I want to suggest that we open social costs to a wave of venture-backed investment designed with returns measured on a longitudinal timeline that considers the global scale and impact of these technologies, and their present social costs for particular communities, rather than shareholder return. Tech investors should be glad for a method to manage the equity and environmental costs of their products, as it may protect value in the long run. Facebook has lost 30% of its market value in the last three months as the bad news keeps rolling in. Every day another engineer or developer, like Tristan Harris or Jaron Lanier, drops out of the game to warn us about a dystopian future, or to express regret about the logical conclusions of technologies and business models they previously failed to acknowledge.
I don’t mean to suggest that regulation is not crucial to creating the pressure to reform spending and technological evolution — in fact, Facebook’s latest breach was discovered due to increased monitoring in compliance with Europe’s General Data Protection Regulation (GDPR). I do mean to suggest that there could be a profit motive — if ill-defined currently — in protecting the tech industry from its worst impulses and directing it toward equity and planetary good.
More importantly, it should not be incumbent upon community organizers and activists to solve species-wide social problems when they receive no support or compensation for doing their best to save their communities, or humanity at large. And it should not be on the ghosts of robber barons past, through foundations that bear names like Ford and Carnegie, to solely save the world from the social ills created by today’s tech giants. Nor should tech billionaires like Mark Zuckerberg be able to position rapid-prototyping of solutionism — as happened with the Newark school system — as a way to shelter revenue from taxation.
Where does this leave us? As with the New Deal, we need both a carrot and a stick to manage the direction of technology investment. The GDPR suggests a viable if flawed regulatory stick for all internet-based technologies; the carrot is harder to define. The CRA shows us that even well-meaning legislation can create unintended consequences based in bending legislative controls to serve short-term shareholder interests.

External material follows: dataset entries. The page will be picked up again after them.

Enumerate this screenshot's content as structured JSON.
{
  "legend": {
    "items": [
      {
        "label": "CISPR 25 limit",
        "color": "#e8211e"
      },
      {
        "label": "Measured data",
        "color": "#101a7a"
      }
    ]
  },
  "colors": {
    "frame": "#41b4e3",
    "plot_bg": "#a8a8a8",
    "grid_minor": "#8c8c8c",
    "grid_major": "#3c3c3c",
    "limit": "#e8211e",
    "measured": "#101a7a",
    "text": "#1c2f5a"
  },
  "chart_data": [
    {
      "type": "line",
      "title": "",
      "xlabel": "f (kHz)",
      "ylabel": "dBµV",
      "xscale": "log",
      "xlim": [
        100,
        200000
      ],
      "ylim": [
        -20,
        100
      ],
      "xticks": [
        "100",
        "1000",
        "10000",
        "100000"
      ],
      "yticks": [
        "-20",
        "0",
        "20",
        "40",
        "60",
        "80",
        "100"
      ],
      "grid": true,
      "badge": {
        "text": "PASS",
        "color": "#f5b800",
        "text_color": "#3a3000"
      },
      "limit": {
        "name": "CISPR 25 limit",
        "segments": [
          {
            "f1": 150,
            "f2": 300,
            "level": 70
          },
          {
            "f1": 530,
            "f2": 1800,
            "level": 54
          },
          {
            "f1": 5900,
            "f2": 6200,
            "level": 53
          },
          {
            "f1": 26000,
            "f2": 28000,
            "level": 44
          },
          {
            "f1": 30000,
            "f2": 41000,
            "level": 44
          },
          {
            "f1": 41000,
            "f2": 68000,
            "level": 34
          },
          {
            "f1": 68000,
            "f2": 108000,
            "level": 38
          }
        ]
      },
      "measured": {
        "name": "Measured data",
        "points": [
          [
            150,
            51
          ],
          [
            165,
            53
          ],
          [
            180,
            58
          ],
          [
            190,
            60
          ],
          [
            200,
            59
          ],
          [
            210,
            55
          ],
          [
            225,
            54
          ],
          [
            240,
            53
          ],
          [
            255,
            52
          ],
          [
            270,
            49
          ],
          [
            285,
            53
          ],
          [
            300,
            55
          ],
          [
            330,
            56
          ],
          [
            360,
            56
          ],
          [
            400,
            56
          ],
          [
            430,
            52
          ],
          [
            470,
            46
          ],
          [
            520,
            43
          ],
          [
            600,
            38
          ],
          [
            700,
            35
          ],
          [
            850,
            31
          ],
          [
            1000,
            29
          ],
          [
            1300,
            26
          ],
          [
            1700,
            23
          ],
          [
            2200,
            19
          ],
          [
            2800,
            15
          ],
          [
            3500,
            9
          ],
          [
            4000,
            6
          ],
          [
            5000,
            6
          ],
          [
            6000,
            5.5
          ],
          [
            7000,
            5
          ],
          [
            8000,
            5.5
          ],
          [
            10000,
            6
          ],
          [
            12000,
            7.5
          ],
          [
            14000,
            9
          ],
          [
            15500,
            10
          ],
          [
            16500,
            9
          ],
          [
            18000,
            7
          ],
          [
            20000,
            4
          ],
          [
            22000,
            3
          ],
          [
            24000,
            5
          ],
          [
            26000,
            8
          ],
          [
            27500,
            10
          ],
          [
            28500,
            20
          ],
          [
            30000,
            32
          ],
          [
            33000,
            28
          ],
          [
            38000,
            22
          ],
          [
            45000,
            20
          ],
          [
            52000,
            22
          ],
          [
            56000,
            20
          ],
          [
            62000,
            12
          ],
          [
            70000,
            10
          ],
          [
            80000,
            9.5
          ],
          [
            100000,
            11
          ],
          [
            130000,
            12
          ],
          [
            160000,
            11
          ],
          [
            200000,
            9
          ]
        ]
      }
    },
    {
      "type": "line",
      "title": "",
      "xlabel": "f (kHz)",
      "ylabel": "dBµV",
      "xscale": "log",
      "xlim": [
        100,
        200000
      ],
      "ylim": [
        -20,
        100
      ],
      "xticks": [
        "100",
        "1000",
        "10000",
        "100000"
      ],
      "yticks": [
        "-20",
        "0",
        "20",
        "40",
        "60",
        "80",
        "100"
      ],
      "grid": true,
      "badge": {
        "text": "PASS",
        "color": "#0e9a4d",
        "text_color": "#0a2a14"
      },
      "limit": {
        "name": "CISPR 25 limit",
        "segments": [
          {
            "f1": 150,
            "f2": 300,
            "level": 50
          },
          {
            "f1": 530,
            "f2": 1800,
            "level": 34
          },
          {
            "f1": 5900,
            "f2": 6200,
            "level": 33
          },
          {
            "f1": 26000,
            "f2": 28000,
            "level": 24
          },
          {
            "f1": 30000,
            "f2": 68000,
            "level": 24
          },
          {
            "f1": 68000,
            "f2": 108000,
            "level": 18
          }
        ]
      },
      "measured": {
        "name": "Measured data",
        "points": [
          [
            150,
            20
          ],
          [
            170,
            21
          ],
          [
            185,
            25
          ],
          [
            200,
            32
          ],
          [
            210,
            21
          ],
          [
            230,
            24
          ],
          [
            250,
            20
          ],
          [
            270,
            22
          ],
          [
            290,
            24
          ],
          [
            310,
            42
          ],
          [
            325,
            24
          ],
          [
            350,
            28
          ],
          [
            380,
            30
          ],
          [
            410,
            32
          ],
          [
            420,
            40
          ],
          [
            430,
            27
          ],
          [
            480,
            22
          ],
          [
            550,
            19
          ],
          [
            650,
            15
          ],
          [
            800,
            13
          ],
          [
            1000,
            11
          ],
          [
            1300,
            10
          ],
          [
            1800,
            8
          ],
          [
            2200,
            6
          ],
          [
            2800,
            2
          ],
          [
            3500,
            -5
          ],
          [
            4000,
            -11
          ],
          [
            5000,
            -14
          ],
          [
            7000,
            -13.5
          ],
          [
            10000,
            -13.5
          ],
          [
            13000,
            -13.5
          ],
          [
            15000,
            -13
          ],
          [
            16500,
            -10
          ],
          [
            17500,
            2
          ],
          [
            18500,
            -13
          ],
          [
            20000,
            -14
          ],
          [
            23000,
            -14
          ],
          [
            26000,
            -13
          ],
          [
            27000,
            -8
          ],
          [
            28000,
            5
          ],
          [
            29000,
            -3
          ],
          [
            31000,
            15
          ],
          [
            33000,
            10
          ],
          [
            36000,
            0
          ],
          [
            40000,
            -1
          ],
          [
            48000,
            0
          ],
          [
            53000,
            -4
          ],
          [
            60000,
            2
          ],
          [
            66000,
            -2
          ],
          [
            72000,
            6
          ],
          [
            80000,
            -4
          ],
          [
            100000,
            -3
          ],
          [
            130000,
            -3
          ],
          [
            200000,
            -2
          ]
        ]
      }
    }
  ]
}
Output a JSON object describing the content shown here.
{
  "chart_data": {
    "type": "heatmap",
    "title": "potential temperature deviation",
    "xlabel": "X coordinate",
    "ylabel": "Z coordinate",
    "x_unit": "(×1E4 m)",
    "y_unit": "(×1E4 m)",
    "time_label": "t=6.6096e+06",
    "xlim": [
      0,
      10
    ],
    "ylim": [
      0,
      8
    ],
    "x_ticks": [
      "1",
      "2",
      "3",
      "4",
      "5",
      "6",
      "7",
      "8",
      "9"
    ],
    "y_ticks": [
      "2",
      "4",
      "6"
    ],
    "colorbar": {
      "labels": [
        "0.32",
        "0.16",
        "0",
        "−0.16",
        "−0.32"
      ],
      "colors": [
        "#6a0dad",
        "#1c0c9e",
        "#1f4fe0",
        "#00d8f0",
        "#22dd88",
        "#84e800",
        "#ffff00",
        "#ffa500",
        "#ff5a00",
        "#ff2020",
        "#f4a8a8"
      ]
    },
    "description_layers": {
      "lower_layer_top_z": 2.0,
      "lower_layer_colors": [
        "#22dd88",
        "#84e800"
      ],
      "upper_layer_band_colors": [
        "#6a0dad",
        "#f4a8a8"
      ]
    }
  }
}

Fundamentally, the problem is that elites and tech billionaires do not think that the massive social and environmental costs of technological advance will touch them. The future for the 1% may include private security, private islands, walls, and safe rooms, to divide them from the rabble, for awhile. But how long does that buy even the most elite when global supply chains break down, when coastal cities become intertidal and real estate markets collapse? Five years, a decade, a generation? Certainly not long enough for anybody’s grandchildren.
The carrot has to be survival, and we have to measure success against a radically different set of priorities designed around our children’s futures — all of them. Are we up to measuring the returns on investment against the real stakes?